The choices: [] signals that this chunk carries usage only, not content.

Examples

Python (OpenAI SDK)

from openai import OpenAI

client = OpenAI(
base_url="https://api.ragen.ai/v1",
api_key="YOUR_API_KEY",
)

resp = client.chat.completions.create(
model="gpt-5.4",
messages=[
{"role": "user", "content": "What is our refund policy?"},
],
)
print(resp.choices[0].message.content)

Python streaming

stream = client.chat.completions.create(
model="gpt-5.4",
messages=[{"role": "user", "content": "Summarize our onboarding process"}],
stream=True,
stream_options={"include_usage": True},
)

for chunk in stream:
if chunk.choices and chunk.choices[0].delta.content:
print(chunk.choices[0].delta.content, end="", flush=True)
if chunk.usage:
print(f"\n\nUsed {chunk.usage.total_tokens} tokens")

JavaScript / TypeScript (openai-node)

import OpenAI from "openai";

const client = new OpenAI({
baseURL: "https://api.ragen.ai/v1",
apiKey: process.env.RAGEN_API_KEY,
});

const resp = await client.chat.completions.create({
model: "gpt-5.4",
messages: [{ role: "user", content: "What is our refund policy?" }],
});
console.log(resp.choices[0].message.content);

cURL

curl -X POST https://api.ragen.ai/v1/chat/completions \
-H "Authorization: Bearer YOUR_API_KEY" \
-H "Content-Type: application/json" \
-d '{
"model": "gpt-5.4",
"messages": [
{"role": "user", "content": "What is our refund policy?"}
]
}'

Multi-turn conversation

The last user message is treated as the active question; earlier messages form the conversation context.
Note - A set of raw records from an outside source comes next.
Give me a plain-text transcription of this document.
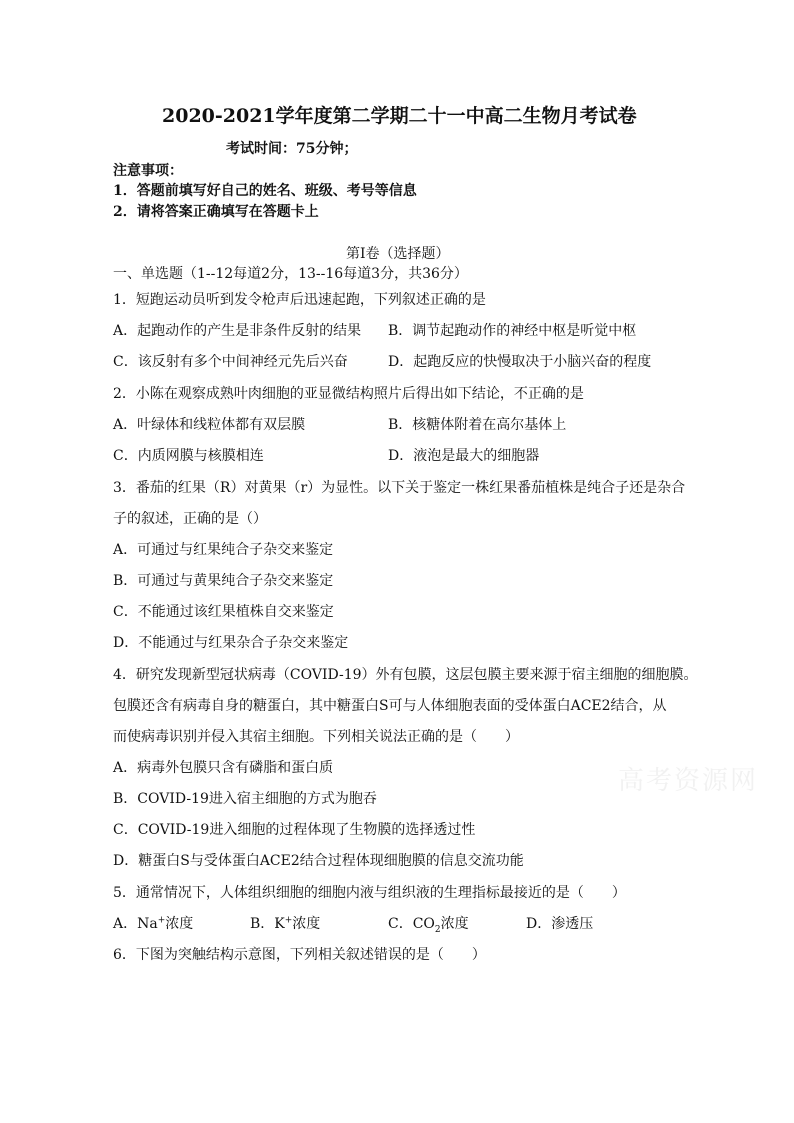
2020-2021学年度第二学期二十一中高二生物月考试卷
考试时间：75分钟；
注意事项：
1．答题前填写好自己的姓名、班级、考号等信息
2．请将答案正确填写在答题卡上
第I卷（选择题）
一、单选题（1--12每道2分，13--16每道3分，共36分）
1．短跑运动员听到发令枪声后迅速起跑，下列叙述正确的是
A．起跑动作的产生是非条件反射的结果 B．调节起跑动作的神经中枢是听觉中枢
C．该反射有多个中间神经元先后兴奋	D．起跑反应的快慢取决于小脑兴奋的程度
2．小陈在观察成熟叶肉细胞的亚显微结构照片后得出如下结论，不正确的是
A．叶绿体和线粒体都有双层膜	B．核糖体附着在高尔基体上
C．内质网膜与核膜相连	D．液泡是最大的细胞器
3．番茄的红果（R）对黄果（r）为显性。以下关于鉴定一株红果番茄植株是纯合子还是杂合
子的叙述，正确的是（）
A．可通过与红果纯合子杂交来鉴定
B．可通过与黄果纯合子杂交来鉴定
C．不能通过该红果植株自交来鉴定
D．不能通过与红果杂合子杂交来鉴定
4．研究发现新型冠状病毒（COVID-19）外有包膜，这层包膜主要来源于宿主细胞的细胞膜。
包膜还含有病毒自身的糖蛋白，其中糖蛋白S可与人体细胞表面的受体蛋白ACE2结合，从
而使病毒识别并侵入其宿主细胞。下列相关说法正确的是（　　）
A．病毒外包膜只含有磷脂和蛋白质
B．COVID-19进入宿主细胞的方式为胞吞
C．COVID-19进入细胞的过程体现了生物膜的选择透过性
D．糖蛋白S与受体蛋白ACE2结合过程体现细胞膜的信息交流功能
5．通常情况下，人体组织细胞的细胞内液与组织液的生理指标最接近的是（　　）
A．Na+浓度	B．K+浓度	C．$CO_2$浓度	D．渗透压
6．下图为突触结构示意图，下列相关叙述错误的是（　　）
高考资源网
resp = client.chat.completions.create(
model="gpt-5.4",
messages=[
{"role": "user", "content": "What is our refund policy?"},
{"role": "assistant", "content": "We offer refunds within 30 days of purchase."},
{"role": "user", "content": "What about digital products?"},
],
)

Per-request system prompt

resp = client.chat.completions.create(
model="gpt-5.4",
messages=[
{"role": "system", "content": "Respond only in Polish."},
{"role": "user", "content": "What is our refund policy?"},
],
)

System messages are merged on top of the project's own instructions — the project owner's instructions come first, then the caller's.

Error responses

Errors use the OpenAI error envelope so existing SDK error-handling keeps working:

{
"error": {
"message": "prompt too long",
"type": "invalid_request_error",
"code": "context_length_exceeded",
"param": null
}
}
StatustypeMeaning
400invalid_request_errorMalformed body, validation failure, prompt too long
401authentication_errorMissing or invalid API key
403permission_errorKey deactivated or missing required scope
404not_found_errorProject (assistant) not found
429rate_limit_errorRate limit exceeded
5xxapi_errorUpstream / internal error

Rate limits

Chat completions run a full RAG pipeline (vector search + rerank + LLM call), so they're on the expensive tier:

ScopeLimit
POST /v1/chat/completions10 req/min per IP

Each streaming and non-streaming request counts identically against this budget. When the limit is hit the response is 429 rate_limit_error; back off with jitter.

Differences vs. /v1/chat

The ragen-native POST /v1/chat endpoint is a simpler interface (single content string + optional context) that predates the OpenAI-compatible one. Both are supported:

/v1/chat/v1/chat/completions
FormatRagen-native JSON / SSEOpenAI wire format
Multi-turnNo (single prompt)Yes (messages array)
Model overrideNoYes (model field)
Temperature overrideNoYes
max_tokensNoYes
Page context injectionYes (context field)No — use messages instead
Usage in streamsNoOpt-in via stream_options

Use /v1/chat/completions for any new integration that benefits from the OpenAI SDK ecosystem. Keep /v1/chat for the embed widget and other existing ragen-native consumers.